Cost of Home Ownership: New vs. Resale Part 1
Almost inevitably, when families are in the market for a new home, the discussion first falls to the “buy/build new or buy a resale” area. As with, well, most anything really, valid points can be made for both sides. Perhaps, the best strategy would be to look at the pros and cons for each, decide which factors are most relevant to you, and follow your instinct. To that end, I am going to help get you started with the succeeding points.
For no particular reason, I will begin with resales. I only note “no particular reason” because I don’t want to give the impression that I chose resales first because they are better or saved new homes for last because they are best. In any case, onward we go!
Pros of resales:
~ They usually come with window treatments and/or coverings, which are surprisingly expensive… especially since each window needs them.
~ Often, the washer and dryer are included because they are already fitted and installed to the allotted space.
~ Similarly, major kitchen appliances will likely stay. They are difficult to move and already fitted and installed. This is a substantial expense, both monetarily and in effort.

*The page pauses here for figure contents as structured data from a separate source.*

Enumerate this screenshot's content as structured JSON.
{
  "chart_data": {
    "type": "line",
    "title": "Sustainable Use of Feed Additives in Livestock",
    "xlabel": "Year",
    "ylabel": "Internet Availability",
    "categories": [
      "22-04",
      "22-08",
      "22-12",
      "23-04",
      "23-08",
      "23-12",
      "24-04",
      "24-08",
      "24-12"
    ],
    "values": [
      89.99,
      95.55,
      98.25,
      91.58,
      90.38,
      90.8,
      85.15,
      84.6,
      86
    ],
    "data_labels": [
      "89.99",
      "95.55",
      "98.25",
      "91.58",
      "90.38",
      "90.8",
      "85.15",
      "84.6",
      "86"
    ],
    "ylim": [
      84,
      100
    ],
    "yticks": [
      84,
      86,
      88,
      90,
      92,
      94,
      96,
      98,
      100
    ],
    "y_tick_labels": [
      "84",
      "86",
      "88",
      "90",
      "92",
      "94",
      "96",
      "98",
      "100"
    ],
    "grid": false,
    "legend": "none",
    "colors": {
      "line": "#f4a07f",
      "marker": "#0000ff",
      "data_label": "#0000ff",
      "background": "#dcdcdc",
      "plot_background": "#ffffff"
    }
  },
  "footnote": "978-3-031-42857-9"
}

~ Many resale homes have landscaping already in place and a fenced yard, again, saving money and loads of time.
~ It’s a commonly held belief that a long-established neighborhood is more likely to protect property values than first-phase or newer developing communities.
~ Resales are often more structurally sound, as most homes do their settling within the first ten years.
~ Finally, (and this is a biggie!), you may have a bigger bargaining chip on the price of a resale.
Cons of resales:
~ The bulk of resales will need repaint jobs. Usually the interior needs touch-ups, but sometimes the exterior will, as well. While this isn’t expensive, relatively speaking, it definitely takes time and patience, and it’s important to do it properly.
~ Over time, flooring wears down, warranting replacement, and previous owners sometimes leave that task to the buyers.
~ Older homes usually experience more plumbing issues, as the systems are less advanced. This can mean regular maintenance and repairs, or a costly full replacement.
~ As energy efficient solutions evolve, resale homes are left lagging – historical homes often being especially inefficient.